As can be appreciated from the above discussion, the known types of diagnostic test data presentation systems currently in effect range from those in which only some diagnostic data is reported by a computer assisted system to fully computerized presentations of information from laboratory analyses of blood and body fluids. Perhaps the most serious drawback presented by such computerized system lies in the difficulty encountered by the clinician or other end user in utilizing this information efficiently to manage patients. None of the known systems has attempted to include all known diagnostic tests and procedures within a single clinically oriented format. Moreover, none of the existing systems has organized all of the test data packages so that each data package includes tests which are diagnostic for certain organ system related medical conditions. All of the existing fully computerized systems present data from complete blood counts and differential blood counts together since most hospitals now have automated laboratory equipment which performs these laboratory tests. The patient test data report generated by these systems usually reflects the information in the order the tests are performed by this equipment. In addition, all existing fully automated systems put the standard information determined from a urinalysis in the same area of the patient test data report. Some of the existing systems have attempted to group together in data packages across the top of a page those diagnostic blood tests which are commonly ordered together. This has been attempted most often with tests which analyze the chemical composition of the blood. While grouping together those tests which are often ordered together may have some relationship to convenience, such an arrangement is not always the most clinically relevant one.
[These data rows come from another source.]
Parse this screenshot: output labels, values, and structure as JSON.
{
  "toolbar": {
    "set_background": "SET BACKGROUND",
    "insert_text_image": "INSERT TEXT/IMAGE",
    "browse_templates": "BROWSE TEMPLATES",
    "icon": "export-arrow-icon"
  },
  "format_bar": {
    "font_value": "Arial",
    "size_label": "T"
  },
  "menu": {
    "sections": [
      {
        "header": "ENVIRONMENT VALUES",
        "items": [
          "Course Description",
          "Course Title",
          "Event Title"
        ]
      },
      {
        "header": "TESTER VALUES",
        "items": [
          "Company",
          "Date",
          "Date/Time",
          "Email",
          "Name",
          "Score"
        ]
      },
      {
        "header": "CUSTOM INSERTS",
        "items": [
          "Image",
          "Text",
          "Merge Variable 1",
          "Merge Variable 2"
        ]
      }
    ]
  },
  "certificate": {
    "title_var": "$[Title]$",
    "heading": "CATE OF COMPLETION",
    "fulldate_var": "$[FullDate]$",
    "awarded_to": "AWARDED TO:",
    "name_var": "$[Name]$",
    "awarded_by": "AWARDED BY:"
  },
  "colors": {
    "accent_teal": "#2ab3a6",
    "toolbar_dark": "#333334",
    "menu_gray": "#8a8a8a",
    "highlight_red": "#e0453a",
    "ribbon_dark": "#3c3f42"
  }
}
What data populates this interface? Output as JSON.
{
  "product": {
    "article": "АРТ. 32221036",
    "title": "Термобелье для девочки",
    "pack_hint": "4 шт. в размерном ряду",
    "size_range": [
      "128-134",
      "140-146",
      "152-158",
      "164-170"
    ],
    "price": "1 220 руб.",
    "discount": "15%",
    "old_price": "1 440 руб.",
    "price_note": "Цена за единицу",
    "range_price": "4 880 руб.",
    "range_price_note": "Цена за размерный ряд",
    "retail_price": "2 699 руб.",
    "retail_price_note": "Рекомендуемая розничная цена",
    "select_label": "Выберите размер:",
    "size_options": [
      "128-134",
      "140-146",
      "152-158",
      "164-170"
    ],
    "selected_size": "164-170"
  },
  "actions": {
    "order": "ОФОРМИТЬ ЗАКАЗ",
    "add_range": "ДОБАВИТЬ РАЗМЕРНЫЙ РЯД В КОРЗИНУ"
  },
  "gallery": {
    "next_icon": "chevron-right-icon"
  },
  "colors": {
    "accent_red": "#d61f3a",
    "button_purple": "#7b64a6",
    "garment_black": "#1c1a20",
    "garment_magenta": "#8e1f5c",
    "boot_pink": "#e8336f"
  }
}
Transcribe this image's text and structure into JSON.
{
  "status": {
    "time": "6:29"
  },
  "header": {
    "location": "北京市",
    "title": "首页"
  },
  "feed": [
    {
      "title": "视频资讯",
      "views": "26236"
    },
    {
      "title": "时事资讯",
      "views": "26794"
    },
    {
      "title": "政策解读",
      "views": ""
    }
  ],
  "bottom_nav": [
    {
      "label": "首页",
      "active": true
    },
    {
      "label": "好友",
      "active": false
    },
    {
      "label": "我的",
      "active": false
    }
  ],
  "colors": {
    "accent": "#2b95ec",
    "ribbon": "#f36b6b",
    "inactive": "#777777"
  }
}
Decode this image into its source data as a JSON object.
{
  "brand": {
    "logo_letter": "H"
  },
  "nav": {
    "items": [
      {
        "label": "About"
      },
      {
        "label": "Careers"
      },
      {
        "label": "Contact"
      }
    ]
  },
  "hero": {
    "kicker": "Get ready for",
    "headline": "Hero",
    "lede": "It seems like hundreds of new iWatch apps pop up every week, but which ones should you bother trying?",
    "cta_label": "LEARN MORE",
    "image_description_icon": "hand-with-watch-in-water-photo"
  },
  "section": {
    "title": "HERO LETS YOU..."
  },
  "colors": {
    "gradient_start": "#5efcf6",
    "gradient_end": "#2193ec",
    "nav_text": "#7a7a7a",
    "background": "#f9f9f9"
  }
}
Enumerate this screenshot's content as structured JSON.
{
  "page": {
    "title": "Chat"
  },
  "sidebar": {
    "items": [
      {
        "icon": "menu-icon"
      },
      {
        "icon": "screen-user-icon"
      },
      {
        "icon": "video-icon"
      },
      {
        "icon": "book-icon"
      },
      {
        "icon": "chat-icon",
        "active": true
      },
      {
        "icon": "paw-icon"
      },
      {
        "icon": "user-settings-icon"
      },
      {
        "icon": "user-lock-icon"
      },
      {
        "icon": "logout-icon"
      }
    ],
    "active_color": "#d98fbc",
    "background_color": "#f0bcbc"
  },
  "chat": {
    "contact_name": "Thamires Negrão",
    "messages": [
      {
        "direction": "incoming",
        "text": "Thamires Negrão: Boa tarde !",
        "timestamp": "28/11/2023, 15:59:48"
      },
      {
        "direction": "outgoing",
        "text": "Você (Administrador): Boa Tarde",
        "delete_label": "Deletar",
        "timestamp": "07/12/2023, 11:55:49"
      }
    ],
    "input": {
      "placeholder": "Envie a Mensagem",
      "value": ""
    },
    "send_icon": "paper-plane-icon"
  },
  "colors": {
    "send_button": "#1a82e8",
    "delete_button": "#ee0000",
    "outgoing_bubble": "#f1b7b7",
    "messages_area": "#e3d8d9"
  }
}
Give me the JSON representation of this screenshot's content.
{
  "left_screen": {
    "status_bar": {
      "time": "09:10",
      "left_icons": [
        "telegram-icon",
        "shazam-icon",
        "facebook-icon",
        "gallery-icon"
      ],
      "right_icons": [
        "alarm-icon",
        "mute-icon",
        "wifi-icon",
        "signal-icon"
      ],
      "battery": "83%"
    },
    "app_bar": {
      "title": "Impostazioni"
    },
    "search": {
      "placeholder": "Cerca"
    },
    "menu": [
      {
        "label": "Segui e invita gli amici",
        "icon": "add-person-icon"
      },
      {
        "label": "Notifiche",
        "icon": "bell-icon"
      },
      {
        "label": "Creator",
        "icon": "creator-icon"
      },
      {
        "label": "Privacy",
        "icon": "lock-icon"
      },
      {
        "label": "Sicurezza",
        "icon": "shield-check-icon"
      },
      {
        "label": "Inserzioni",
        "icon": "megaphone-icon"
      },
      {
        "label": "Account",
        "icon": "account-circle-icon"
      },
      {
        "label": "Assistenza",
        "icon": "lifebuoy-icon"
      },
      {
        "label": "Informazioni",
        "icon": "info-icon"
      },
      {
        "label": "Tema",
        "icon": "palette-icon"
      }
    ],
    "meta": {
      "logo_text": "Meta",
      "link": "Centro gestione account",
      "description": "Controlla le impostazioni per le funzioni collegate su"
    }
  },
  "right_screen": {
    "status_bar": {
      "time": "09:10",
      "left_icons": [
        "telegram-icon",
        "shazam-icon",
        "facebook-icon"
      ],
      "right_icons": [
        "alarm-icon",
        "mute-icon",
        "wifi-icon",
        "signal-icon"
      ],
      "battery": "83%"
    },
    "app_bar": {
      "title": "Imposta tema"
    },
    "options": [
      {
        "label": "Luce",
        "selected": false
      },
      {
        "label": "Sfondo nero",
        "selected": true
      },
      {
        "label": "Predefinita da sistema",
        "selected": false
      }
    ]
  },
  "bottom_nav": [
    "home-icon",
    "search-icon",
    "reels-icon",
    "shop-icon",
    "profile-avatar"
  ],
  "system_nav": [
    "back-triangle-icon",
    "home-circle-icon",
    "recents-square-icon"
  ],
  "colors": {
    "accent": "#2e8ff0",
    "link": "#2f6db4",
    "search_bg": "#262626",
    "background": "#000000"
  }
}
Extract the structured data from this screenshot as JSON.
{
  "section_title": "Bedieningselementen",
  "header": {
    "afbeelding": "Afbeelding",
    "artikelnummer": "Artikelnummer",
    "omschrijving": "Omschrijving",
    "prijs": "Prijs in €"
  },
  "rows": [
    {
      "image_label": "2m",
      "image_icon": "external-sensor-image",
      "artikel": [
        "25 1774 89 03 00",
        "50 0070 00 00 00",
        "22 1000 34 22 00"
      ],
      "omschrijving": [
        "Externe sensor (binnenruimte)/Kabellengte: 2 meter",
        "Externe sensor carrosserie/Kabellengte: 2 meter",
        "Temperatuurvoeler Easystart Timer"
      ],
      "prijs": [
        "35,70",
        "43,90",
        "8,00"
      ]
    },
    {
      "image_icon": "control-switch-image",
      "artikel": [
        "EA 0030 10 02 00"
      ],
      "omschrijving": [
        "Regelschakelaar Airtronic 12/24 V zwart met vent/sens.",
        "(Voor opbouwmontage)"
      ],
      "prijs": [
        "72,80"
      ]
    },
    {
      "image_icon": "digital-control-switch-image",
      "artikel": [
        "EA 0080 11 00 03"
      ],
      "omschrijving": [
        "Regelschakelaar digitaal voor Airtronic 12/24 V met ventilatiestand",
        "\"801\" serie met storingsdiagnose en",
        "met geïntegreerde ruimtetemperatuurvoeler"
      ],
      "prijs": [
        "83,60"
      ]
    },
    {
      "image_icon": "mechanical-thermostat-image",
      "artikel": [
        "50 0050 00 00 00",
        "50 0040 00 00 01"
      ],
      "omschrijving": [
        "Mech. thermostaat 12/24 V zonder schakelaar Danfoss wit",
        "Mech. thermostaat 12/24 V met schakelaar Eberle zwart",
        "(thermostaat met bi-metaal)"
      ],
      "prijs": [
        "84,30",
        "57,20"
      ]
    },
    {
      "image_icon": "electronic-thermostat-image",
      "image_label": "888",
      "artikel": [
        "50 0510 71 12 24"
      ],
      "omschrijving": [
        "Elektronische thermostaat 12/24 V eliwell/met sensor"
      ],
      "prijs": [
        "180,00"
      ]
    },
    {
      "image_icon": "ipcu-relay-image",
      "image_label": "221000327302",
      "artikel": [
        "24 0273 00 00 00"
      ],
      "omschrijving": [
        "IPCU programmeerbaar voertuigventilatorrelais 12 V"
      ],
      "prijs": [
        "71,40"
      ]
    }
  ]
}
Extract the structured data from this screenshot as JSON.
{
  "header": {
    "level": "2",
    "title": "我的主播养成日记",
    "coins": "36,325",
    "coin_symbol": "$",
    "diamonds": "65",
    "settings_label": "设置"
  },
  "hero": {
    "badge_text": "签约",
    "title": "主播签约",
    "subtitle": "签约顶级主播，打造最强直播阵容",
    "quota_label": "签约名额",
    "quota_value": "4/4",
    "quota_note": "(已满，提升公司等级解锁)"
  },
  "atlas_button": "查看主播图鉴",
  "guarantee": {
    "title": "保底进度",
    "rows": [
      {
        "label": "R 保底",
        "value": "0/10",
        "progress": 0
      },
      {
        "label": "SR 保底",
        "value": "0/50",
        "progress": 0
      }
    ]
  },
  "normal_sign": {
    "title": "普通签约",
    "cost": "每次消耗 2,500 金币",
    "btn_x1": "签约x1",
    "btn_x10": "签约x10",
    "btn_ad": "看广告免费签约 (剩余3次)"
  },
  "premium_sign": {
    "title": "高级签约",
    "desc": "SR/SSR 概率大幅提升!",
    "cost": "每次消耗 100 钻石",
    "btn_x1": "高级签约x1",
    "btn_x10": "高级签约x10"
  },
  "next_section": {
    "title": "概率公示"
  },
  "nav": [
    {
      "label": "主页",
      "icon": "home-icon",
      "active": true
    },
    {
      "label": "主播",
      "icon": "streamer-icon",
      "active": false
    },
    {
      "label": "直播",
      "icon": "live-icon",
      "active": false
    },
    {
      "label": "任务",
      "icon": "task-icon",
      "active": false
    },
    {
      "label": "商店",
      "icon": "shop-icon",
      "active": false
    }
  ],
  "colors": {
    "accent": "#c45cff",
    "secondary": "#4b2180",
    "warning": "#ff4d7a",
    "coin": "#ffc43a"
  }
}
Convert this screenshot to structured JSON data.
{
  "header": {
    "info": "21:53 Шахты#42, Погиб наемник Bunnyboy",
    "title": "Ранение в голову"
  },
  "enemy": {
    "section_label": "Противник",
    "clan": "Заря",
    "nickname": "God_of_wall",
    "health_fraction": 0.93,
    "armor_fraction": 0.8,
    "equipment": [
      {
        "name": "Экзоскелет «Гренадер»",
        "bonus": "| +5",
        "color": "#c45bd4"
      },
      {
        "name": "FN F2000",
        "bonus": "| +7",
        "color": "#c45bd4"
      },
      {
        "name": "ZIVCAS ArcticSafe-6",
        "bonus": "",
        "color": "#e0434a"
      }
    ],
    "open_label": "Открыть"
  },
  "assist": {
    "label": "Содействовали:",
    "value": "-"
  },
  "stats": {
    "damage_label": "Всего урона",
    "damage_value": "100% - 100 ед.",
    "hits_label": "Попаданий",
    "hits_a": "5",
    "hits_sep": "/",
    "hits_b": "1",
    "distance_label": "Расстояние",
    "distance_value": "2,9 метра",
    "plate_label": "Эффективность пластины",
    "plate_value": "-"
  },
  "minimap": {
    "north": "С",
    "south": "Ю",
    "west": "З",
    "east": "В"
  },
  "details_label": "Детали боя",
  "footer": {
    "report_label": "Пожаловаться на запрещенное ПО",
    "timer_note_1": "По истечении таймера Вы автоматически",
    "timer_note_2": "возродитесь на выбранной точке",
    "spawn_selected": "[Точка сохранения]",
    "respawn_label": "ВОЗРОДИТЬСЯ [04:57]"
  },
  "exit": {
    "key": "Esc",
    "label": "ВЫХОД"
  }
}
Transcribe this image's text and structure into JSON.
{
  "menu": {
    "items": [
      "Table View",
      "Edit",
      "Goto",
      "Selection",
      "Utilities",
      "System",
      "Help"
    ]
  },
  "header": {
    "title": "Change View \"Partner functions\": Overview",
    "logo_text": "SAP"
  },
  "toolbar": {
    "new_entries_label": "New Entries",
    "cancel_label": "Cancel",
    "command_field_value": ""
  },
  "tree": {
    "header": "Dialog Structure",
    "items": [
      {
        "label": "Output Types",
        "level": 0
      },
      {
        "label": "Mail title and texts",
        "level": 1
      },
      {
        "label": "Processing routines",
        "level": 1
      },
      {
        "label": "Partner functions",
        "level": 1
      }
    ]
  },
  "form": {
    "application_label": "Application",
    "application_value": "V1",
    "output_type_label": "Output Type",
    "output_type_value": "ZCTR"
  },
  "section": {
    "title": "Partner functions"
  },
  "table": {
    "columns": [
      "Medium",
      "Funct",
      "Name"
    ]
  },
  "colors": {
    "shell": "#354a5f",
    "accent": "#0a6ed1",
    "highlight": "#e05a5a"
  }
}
No single computer assisted system has been developed which collects data from diagnostic laboratory tests and diagnostic procedures and reports it in a condensed, organized and clinically relevant form that is specifically designed to assist the clinical physician, primary end user of the data, in making a clinical diagnosis, prescribing a course of treatment or therapy consistant with the diagnosed clinical condition, and readily following the effects of the prescribed treatment or therapy on the clinical condition during the patient's hospital stay.